“Em 1959 trabalhavam aqui sete barbeiros, um engraxador e uma manicura.” José recebia 120 escudos à semana, trabalhava doze horas por dia, quinze horas ao sábado, e nem a hora de almoço gozava completa, a pensar nas gorjetas que podia fazer. “A clientela era muita.” Ao final do dia ainda se apressava a caminho da Amora para ir ajudar na barbearia do pai.
A carreira subia de Cacilhas para Almada cheia de operários de fato-macaco, da Lisnave. Cinco tostões até ao mercado, um escudo até ao Cristo Rei. Tudo saía no mercado, iam às suas vidas, muitos aproveitavam para ir ao barbeiro. Ao fim-de-semana havia também muita gente que se arranjava para ir aos bailaricos de sábado ou para os passeios de domingo. Havia quem estivesse na Incrível Almadense, em convívio, e no intervalo se escapasse para ir pôr perfume ou retocar a brilhantina à barbearia. Logo que José juntasse vinte escudos já podia ir dar um passeio a Lisboa. Dizia aos pais que ia ver uma revista ao Parque Mayer. Umas vezes ia mesmo, outras não, e divertia-se noutras andanças.
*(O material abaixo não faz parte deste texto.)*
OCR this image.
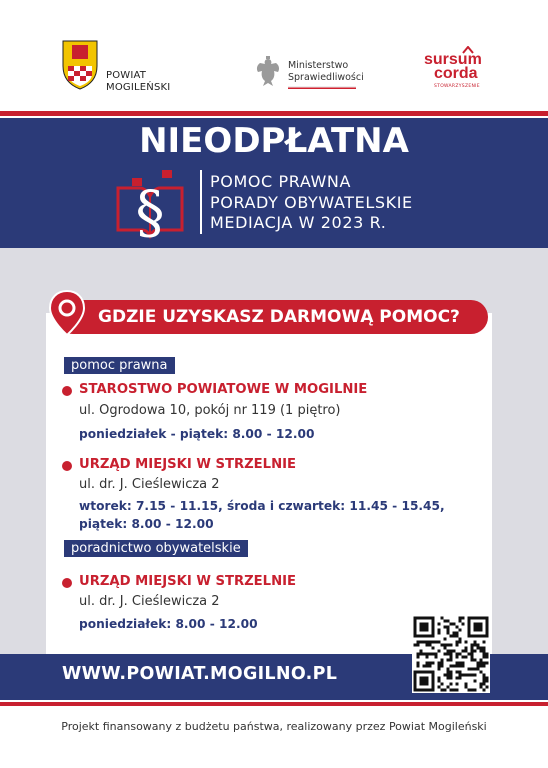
POWIAT
MOGILEŃSKI
Ministerstwo
Sprawiedliwości
sursum
corda
STOWARZYSZENIE
NIEODPŁATNA
§	POMOC PRAWNA
PORADY OBYWATELSKIE
MEDIACJA W 2023 R.
GDZIE UZYSKASZ DARMOWĄ POMOC?
pomoc prawna
STAROSTWO POWIATOWE W MOGILNIE
ul. Ogrodowa 10, pokój nr 119 (1 piętro)
poniedziałek - piątek: 8.00 - 12.00
URZĄD MIEJSKI W STRZELNIE
ul. dr. J. Cieślewicza 2
wtorek: 7.15 - 11.15, środa i czwartek: 11.45 - 15.45,
piątek: 8.00 - 12.00
poradnictwo obywatelskie
URZĄD MIEJSKI W STRZELNIE
ul. dr. J. Cieślewicza 2
poniedziałek: 8.00 - 12.00
WWW.POWIAT.MOGILNO.PL
Projekt finansowany z budżetu państwa, realizowany przez Powiat Mogileński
Por vezes combinava com os amigos irem aos bailes da Moita, e eles passavam na barbearia com uma furgoneta a apanhá-lo.
José mexe o pente com destreza e fica no ar o som da tesoura pequena e afiada. Continua a dedicar toda a atenção e cuidado a cada pessoa que se senta nas cadeiras estofadas do seu estabelecimento. “Barbeiro não é profissão ou arte para enriquecer. Quando há trabalho vai-se desafogando, sem trabalho afunda-se.” Certo é que desde o dia 14 de Fevereiro de 1959 José se dedica diariamente. “Nunca fiz outra coisa.”